Saturday, 27 June 2020

Unfinished Business

When public worship was ended in the middle of March, there was a period when weddings were still permitted in a minimal form, with only the legal minimum of five people allowed to be present (the priest, the couple and the witnesses). As Bishop's Surrogate for Oaths - how grand a title that sounds! - I had to deal with a sudden flurry of enquiries as couples struggled to get across the line before the gates closed, if you'll forgive the mixed metaphor, needing to swear affidavits for a licence to be married, given that banns could not be read in church services. Some managed it, some didn't.

This week, to my surprise at least, the government permitted both weddings to resume from July 4th, and public worship. This created an ambiguity. Would the Registry allow marriages to be solemnised by licence, or insist that when church services could be held, banns must be read? As not all churches will be reopening for worship next week, the former would be the sensible solution, but as I found myself saying on more than one occasion, the sensible option doesn't always happen.

I still haven't had any word direct from the Bishop's Registry, but the Diocese, at least, has said that all marriages for the foreseeable future must take place by Common Licence (unless they're unusual cases that proceed by other means) - a surprising instance of reasonableness. And, my mind dizzy whenever I think of the couples in their kaleidoscopically various circumstances who have contacted me, or whose proposed churches of marriage have, over the last few months, I have asked everyone to email me with their details: who are you, where are hoping to get married, and when. And we'd take it from there. 

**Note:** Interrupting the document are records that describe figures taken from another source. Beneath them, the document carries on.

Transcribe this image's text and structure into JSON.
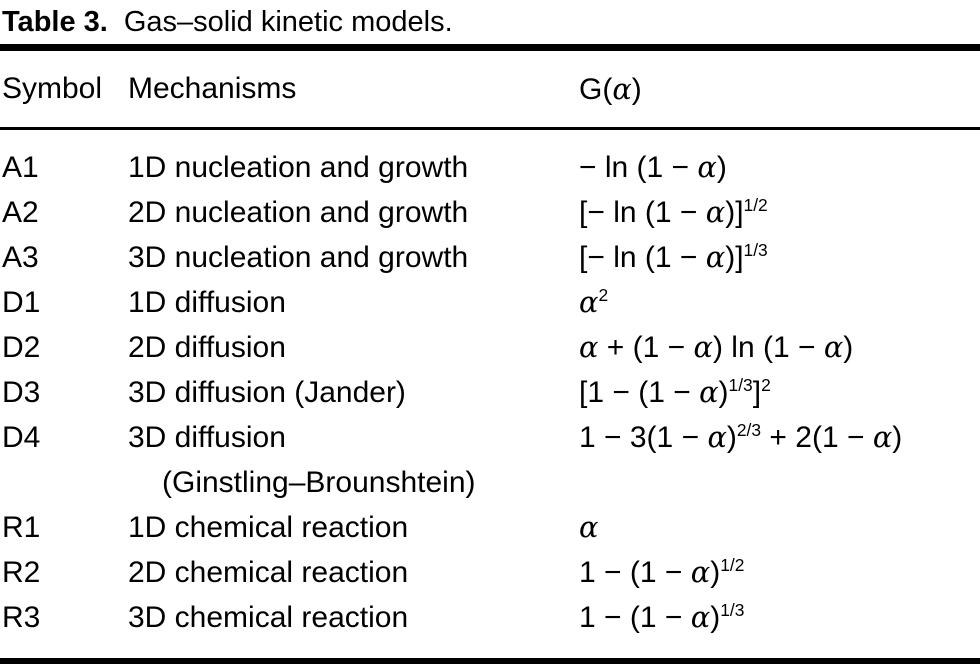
{
  "page": {
    "background": "#ffffff",
    "text_color": "#000000"
  },
  "table": {
    "title": {
      "bold": "Table 3.",
      "rest": "Gas–solid kinetic models."
    },
    "columns": [
      "Symbol",
      "Mechanisms",
      "G(α)"
    ],
    "rows": [
      {
        "symbol": "A1",
        "mechanism": "1D nucleation and growth",
        "formula": "− ln (1 − α)"
      },
      {
        "symbol": "A2",
        "mechanism": "2D nucleation and growth",
        "formula": "[− ln (1 − α)]^{1/2}"
      },
      {
        "symbol": "A3",
        "mechanism": "3D nucleation and growth",
        "formula": "[− ln (1 − α)]^{1/3}"
      },
      {
        "symbol": "D1",
        "mechanism": "1D diffusion",
        "formula": "α^{2}"
      },
      {
        "symbol": "D2",
        "mechanism": "2D diffusion",
        "formula": "α + (1 − α) ln (1 − α)"
      },
      {
        "symbol": "D3",
        "mechanism": "3D diffusion (Jander)",
        "formula": "[1 − (1 − α)^{1/3}]^{2}"
      },
      {
        "symbol": "D4",
        "mechanism": "3D diffusion",
        "mechanism_line2": "(Ginstling–Brounshtein)",
        "formula": "1 − 3(1 − α)^{2/3} + 2(1 − α)"
      },
      {
        "symbol": "R1",
        "mechanism": "1D chemical reaction",
        "formula": "α"
      },
      {
        "symbol": "R2",
        "mechanism": "2D chemical reaction",
        "formula": "1 − (1 − α)^{1/2}"
      },
      {
        "symbol": "R3",
        "mechanism": "3D chemical reaction",
        "formula": "1 − (1 − α)^{1/3}"
      }
    ]
  }
}
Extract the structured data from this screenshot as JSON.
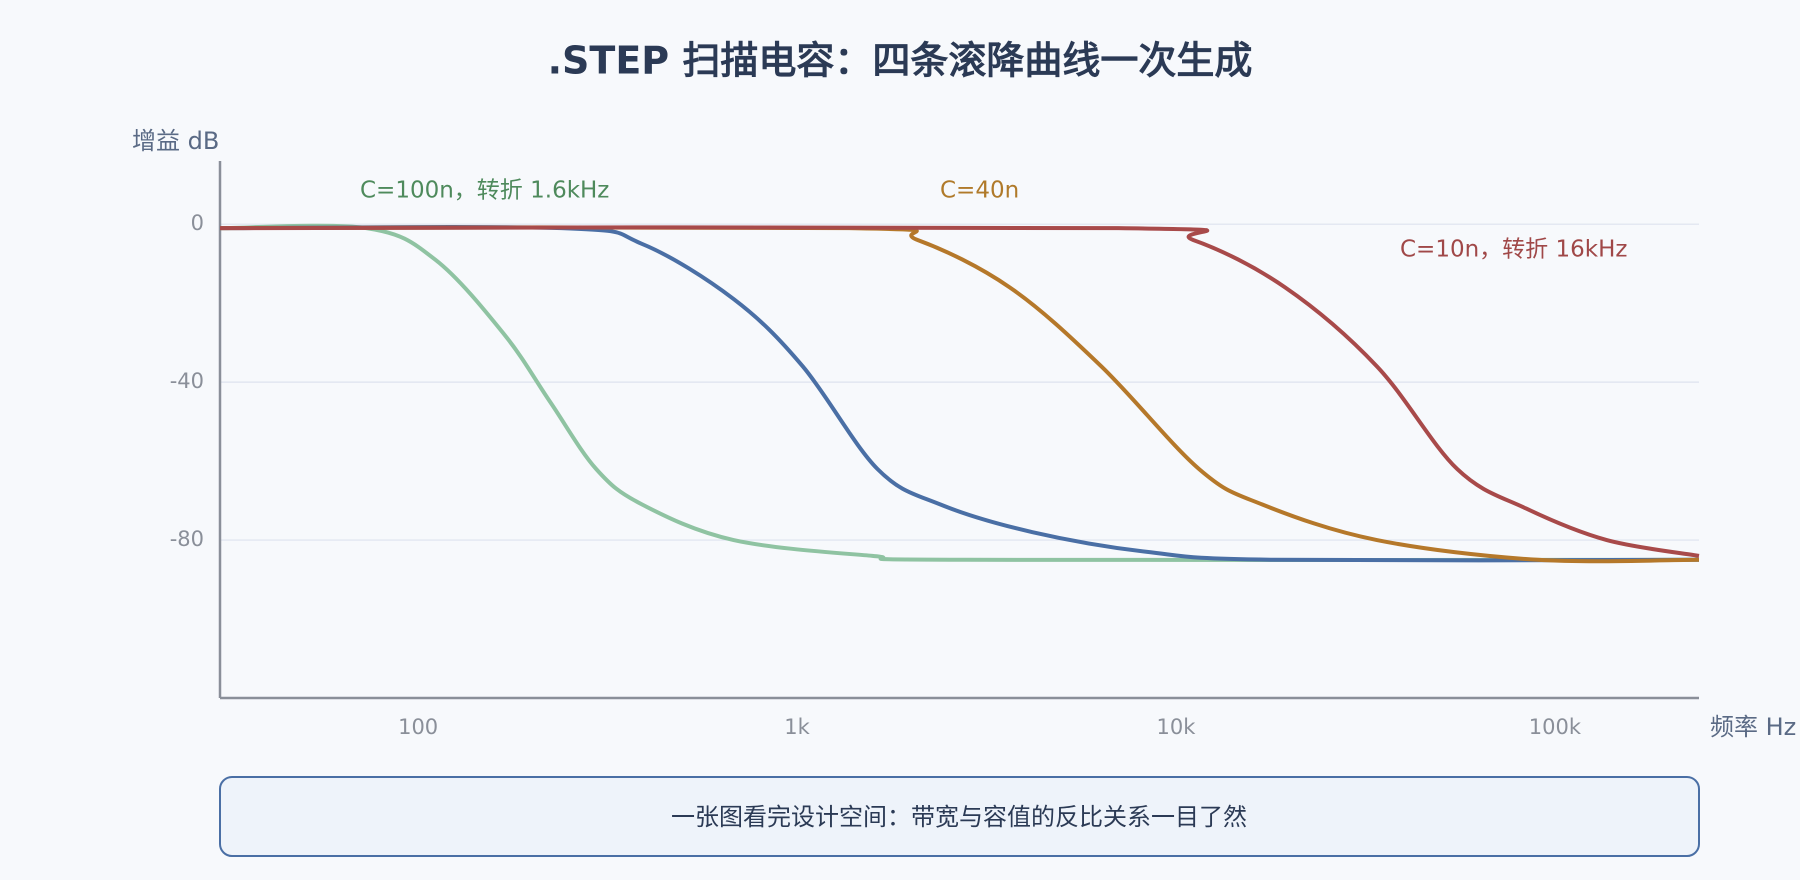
{
  "chart_data": {
    "type": "line",
    "title": ".STEP 扫描电容：四条滚降曲线一次生成",
    "ylabel": "增益 dB",
    "xlabel": "频率 Hz",
    "xscale": "log",
    "xlim": [
      30,
      240000
    ],
    "ylim": [
      -120,
      16
    ],
    "xticks": [
      100,
      {
        "value": 1000,
        "label": "1k"
      },
      {
        "value": 10000,
        "label": "10k"
      },
      {
        "value": 100000,
        "label": "100k"
      }
    ],
    "yticks": [
      0,
      -40,
      -80
    ],
    "grid": true,
    "series": [
      {
        "color": "#8fc3a2",
        "x": [
          30,
          73,
          111,
          169,
          223,
          295,
          390,
          680,
          1580,
          2750,
          240000
        ],
        "values": [
          -1,
          -1,
          -9,
          -28,
          -45,
          -62,
          -71,
          -80,
          -84,
          -85,
          -85
        ]
      },
      {
        "color": "#4a6fa5",
        "x": [
          30,
          239,
          390,
          681,
          1035,
          1630,
          2390,
          4180,
          8400,
          18100,
          240000
        ],
        "values": [
          -1,
          -1,
          -5,
          -19,
          -36,
          -62,
          -71,
          -78,
          -83,
          -85,
          -85
        ]
      },
      {
        "color": "#b5782a",
        "x": [
          30,
          1370,
          2080,
          3640,
          6350,
          11500,
          16900,
          33900,
          90100,
          240000
        ],
        "values": [
          -1,
          -1,
          -4,
          -16,
          -36,
          -62,
          -71,
          -80,
          -85,
          -85
        ]
      },
      {
        "color": "#a84a4a",
        "x": [
          30,
          7050,
          11100,
          19400,
          33900,
          55200,
          83900,
          137000,
          240000
        ],
        "values": [
          -1,
          -1,
          -4,
          -16,
          -36,
          -62,
          -72,
          -80,
          -84
        ]
      }
    ],
    "annotations": [
      {
        "text": "C=100n，转折 1.6kHz",
        "color": "#4e8a5c"
      },
      {
        "text": "C=40n",
        "color": "#b07a2a"
      },
      {
        "text": "C=10n，转折 16kHz",
        "color": "#a04848"
      }
    ],
    "note": "一张图看完设计空间：带宽与容值的反比关系一目了然"
  }
}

This afternoon I sat going through the messages, working out what information I'd had from who, what I still needed, who was the priority (two couples are hoping to marry as soon as they can, meaning next Saturday), and by the end I was wincing a bit. These days my brain feels like it's fragmenting most of the time, so it was an encouragement that I could still get through it without having to stop for a cup of tea. Now for the easy bit - actually seeing the young people themselves. Details, details.